The Riverside County budget doesn’t play fair. The fiscal year 2016-17 budget, which the Riverside County Board of Supervisors adopted this fall, was very tight and there was agreement for minimal increases next year while awaiting revenues to grow.
However, rather than slowly balancing revenues and expenditures, the budget is rapidly turning red, bright red, according to County Executive Officer Jay Orr.
In his mid-year report to the board, Orr wrote, “At midyear, the county is experiencing additional headwinds with long-term implications. Property and sales tax related revenues are projected to come in $8.2 million short of current year estimates, which requires reassessing out-year assumptions …
“These ongoing factors necessitate a reassessment of the county’s revenue assumptions and refinement of the budget strategy going into the FY 17/18 budget cycle,” he concluded.
Regarding the possible drop in property-tax revenue, Ray Smith, the county’s public information officer, wrote in an email to the Town Crier, “While assessments and the tax roll remain as projected, revenue has fallen by an amount that is within statistical variance, given the overall tax roll.
“The county does not know exactly what has caused the drop but will continue looking at that question and will report again on the situation in the third-quarter report,” he stated.
Besides property revenue falling below the estimate, two major programs may impose significant demands on the county budget. The first is the recently re-negotiated salaries for state firefighters. Riverside County contracts with the state for firefighting services.
The effect on this year will be about $2 million, but next fiscal year, the effect will approach $11 million.
The second unexpected change is the governor’s proposal to shift responsibility for in-home supportive services to counties. Orr estimates this may cost the county $44 million annually.
Neither of these changes was under the county’s control. But, Orr did suggest to the board that “… the increasing labor costs for Cal Fire beg the question of whether we can afford our existing model of service delivery.”
But the fire department is not the only service Orr has under scrutiny. Code Enforcement is another agency that could under go a wholesale change, including staff reductions. The Sheriff’s Department funds may not be cut, but staffing may be shifted away from patrols in the unincorporated areas.
Other looming budget costs include pensions contributions, the possibility of the repeal of the Affordable Care Act and the cost of operating the new East County Detention Center.
Eliminating the ACA could return the situation where large numbers of uninsured residents need support from the county health-care system.
In order to re-gain control of the county’s burgeoning costs, Orr told the board that all actions are on the table. He directly mentioned accelerating efforts for efficiencies, re-evaluating service levels, eliminating General Fund support for some non-core functions, investing in greater use of technology, and consolidating or cutting duplicative services.
Orr also suggested that in order to fund the new jail staff, the sheriff’s budget would reduce patrols in unincorporated areas to minimal staffing.

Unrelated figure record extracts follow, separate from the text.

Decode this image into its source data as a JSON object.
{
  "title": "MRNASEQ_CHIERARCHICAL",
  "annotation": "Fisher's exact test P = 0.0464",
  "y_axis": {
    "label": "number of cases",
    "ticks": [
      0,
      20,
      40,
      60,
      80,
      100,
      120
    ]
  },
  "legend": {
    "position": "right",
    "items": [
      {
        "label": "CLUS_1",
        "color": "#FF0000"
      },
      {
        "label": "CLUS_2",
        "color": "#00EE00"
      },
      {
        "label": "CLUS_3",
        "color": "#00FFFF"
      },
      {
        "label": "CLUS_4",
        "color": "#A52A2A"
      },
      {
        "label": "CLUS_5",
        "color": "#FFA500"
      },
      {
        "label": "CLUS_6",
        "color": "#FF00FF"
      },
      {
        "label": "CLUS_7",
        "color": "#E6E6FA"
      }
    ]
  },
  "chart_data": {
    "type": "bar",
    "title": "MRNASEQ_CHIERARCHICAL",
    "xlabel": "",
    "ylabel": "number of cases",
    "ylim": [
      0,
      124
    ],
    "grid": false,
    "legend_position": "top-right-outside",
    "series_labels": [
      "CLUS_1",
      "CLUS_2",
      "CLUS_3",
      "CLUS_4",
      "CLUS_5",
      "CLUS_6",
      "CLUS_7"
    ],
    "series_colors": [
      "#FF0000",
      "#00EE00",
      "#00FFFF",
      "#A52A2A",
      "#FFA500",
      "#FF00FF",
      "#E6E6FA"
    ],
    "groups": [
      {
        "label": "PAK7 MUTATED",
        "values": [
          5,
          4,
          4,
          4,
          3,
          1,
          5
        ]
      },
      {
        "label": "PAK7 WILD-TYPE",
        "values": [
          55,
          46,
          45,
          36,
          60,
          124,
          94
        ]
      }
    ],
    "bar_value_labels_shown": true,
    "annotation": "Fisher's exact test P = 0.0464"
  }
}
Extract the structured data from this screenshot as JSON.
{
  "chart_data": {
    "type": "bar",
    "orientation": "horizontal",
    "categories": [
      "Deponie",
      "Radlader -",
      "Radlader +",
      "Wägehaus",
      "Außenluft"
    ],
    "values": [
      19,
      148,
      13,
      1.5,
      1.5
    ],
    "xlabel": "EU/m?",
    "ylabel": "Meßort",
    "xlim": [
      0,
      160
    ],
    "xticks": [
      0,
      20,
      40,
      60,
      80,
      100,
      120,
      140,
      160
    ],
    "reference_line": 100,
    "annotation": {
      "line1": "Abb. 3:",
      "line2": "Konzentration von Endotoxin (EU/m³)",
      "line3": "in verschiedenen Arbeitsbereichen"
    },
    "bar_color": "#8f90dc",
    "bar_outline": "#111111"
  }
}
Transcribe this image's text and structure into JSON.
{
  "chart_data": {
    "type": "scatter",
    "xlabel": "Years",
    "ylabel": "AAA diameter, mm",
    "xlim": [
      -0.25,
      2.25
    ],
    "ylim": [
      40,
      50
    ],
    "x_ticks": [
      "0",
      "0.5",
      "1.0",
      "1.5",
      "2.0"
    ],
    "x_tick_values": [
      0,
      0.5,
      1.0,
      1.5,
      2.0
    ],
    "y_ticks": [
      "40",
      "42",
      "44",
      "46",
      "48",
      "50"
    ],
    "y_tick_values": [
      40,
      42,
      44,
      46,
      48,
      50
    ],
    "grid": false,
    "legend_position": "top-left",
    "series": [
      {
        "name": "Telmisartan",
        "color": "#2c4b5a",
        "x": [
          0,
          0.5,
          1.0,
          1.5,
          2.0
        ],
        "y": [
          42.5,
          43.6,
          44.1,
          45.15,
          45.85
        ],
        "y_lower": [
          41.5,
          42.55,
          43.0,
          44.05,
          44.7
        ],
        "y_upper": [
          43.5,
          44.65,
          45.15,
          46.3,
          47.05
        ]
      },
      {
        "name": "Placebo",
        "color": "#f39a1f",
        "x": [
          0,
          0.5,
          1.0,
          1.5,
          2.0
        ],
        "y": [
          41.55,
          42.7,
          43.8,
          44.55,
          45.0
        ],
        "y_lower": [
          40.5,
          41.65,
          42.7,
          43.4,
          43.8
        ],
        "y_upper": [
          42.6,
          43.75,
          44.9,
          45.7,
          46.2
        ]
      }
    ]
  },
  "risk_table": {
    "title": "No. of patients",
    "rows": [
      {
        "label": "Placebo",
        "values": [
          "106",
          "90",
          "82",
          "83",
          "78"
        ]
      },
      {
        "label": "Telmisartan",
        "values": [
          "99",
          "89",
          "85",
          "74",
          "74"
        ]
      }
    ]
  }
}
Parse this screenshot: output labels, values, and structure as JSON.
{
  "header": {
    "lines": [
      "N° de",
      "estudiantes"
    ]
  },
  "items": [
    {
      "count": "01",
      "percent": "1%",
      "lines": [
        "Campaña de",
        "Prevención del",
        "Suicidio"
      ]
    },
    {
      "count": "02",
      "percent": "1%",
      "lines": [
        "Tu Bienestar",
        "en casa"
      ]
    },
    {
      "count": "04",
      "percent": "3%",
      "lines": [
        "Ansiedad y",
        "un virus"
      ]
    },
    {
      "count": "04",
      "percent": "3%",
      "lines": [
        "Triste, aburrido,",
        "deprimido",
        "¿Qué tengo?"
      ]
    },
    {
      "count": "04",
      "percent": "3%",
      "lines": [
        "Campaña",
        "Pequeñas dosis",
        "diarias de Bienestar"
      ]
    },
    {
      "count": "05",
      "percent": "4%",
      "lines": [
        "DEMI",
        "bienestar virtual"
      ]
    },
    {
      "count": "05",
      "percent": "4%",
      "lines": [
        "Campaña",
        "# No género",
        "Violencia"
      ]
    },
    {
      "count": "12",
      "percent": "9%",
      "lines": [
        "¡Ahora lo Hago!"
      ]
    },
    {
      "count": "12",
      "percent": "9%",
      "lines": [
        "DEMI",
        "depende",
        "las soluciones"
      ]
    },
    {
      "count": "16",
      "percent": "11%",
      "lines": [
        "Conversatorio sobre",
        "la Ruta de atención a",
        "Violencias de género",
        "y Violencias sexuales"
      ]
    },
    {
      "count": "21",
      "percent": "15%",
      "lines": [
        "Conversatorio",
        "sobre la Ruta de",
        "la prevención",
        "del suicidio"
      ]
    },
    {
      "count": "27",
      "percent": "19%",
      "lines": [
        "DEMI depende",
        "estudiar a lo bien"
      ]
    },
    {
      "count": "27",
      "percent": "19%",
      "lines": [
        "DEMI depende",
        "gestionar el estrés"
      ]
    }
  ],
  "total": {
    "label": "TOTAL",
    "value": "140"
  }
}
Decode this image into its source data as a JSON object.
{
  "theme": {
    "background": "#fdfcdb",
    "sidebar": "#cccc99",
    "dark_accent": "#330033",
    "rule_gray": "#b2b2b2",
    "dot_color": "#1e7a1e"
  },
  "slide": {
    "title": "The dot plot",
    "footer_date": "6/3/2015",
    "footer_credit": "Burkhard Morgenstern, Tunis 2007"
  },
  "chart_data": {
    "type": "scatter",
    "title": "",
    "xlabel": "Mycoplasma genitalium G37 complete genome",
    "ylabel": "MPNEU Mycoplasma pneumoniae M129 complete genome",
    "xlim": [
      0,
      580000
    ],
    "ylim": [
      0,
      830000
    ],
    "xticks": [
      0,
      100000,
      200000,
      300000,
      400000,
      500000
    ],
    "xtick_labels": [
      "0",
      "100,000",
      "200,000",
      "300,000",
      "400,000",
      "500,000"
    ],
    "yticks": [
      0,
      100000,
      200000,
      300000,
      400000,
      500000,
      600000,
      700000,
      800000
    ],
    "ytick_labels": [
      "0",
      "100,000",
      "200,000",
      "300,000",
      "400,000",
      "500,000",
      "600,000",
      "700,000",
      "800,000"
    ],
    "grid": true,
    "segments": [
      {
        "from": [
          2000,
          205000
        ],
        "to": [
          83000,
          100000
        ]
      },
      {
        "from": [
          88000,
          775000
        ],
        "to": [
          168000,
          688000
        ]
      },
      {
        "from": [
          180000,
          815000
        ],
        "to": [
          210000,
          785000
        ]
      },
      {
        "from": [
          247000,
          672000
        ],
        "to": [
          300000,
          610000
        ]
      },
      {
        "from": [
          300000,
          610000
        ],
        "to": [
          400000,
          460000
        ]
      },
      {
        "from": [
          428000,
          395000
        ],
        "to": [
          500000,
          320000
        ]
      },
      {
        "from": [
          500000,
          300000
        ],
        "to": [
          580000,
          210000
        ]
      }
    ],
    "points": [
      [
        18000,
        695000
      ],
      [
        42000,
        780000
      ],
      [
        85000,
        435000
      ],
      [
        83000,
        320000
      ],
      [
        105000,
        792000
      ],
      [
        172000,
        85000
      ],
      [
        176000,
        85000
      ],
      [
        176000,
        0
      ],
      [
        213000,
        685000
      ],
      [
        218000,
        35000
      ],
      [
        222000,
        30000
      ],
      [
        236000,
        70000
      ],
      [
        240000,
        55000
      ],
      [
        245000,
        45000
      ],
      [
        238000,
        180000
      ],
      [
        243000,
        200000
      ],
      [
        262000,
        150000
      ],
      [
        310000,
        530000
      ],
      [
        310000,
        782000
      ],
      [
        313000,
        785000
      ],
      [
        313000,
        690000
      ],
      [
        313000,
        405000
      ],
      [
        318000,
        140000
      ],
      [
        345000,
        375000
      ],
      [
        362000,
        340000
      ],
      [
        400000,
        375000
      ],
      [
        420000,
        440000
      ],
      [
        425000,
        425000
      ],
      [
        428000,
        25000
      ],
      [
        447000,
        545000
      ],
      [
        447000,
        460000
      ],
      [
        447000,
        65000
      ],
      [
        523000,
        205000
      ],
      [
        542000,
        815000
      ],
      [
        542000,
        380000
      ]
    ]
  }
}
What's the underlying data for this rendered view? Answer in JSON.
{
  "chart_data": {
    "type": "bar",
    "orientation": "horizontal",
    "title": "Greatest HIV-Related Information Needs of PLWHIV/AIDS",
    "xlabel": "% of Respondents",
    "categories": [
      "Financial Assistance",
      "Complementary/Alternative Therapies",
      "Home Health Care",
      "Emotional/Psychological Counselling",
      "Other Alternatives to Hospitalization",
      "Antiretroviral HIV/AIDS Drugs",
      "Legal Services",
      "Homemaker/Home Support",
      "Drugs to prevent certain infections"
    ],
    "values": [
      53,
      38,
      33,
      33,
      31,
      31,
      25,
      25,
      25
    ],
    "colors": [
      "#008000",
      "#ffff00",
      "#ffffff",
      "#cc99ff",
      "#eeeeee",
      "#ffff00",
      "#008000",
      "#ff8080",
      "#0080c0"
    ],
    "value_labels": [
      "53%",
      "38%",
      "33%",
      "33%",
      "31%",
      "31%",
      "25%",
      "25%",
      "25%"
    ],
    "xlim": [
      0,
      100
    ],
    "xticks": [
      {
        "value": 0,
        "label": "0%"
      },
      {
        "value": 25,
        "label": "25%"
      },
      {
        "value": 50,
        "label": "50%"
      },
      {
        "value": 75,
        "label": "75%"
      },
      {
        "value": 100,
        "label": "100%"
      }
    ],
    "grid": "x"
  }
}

In response to the Town Crier’s inquiry, Sheriff Stan Sniff issued the following statement, “The board has the authority to set the budget for all county operations, including the Office of Sheriff. The Sheriff has the responsibility to follow the board’s directions on budget priorities and had to begin cutting the department’s operations to meet those reduced funding levels, by reducing the numbers of staff carried on payroll, for this fiscal year (FY 16/17) through routine attrition (retirements, resignations & terminations).
“The already overcrowded and undersized county jail systems serve all our state and local law enforcement agencies within Riverside County, and was already laboring heavily under the new PLO consent decree, so it was not appropriate to cut staffing or reduce jail capacity for any budget savings,” he continued.
“This leaves the full impact of the projected county budget cuts — now grown in size since July 2016 to near $40 million — primarily on the back of both unincorporated patrol staffing levels, and in addition, also on the reductions to staffing levels of many of our frontline joint teams and task forces all across the county, as well as other operations,” Sniff said in the statement.
“In an effort to responsibly live within the sharply reduced budget target this year, county unincorporated patrols at each of our countywide patrol stations must be reduced to the minimum staffing of two deputies (0.75/1,000) on duty at any given time, all by the end of this fiscal year (June 2017),” he stated.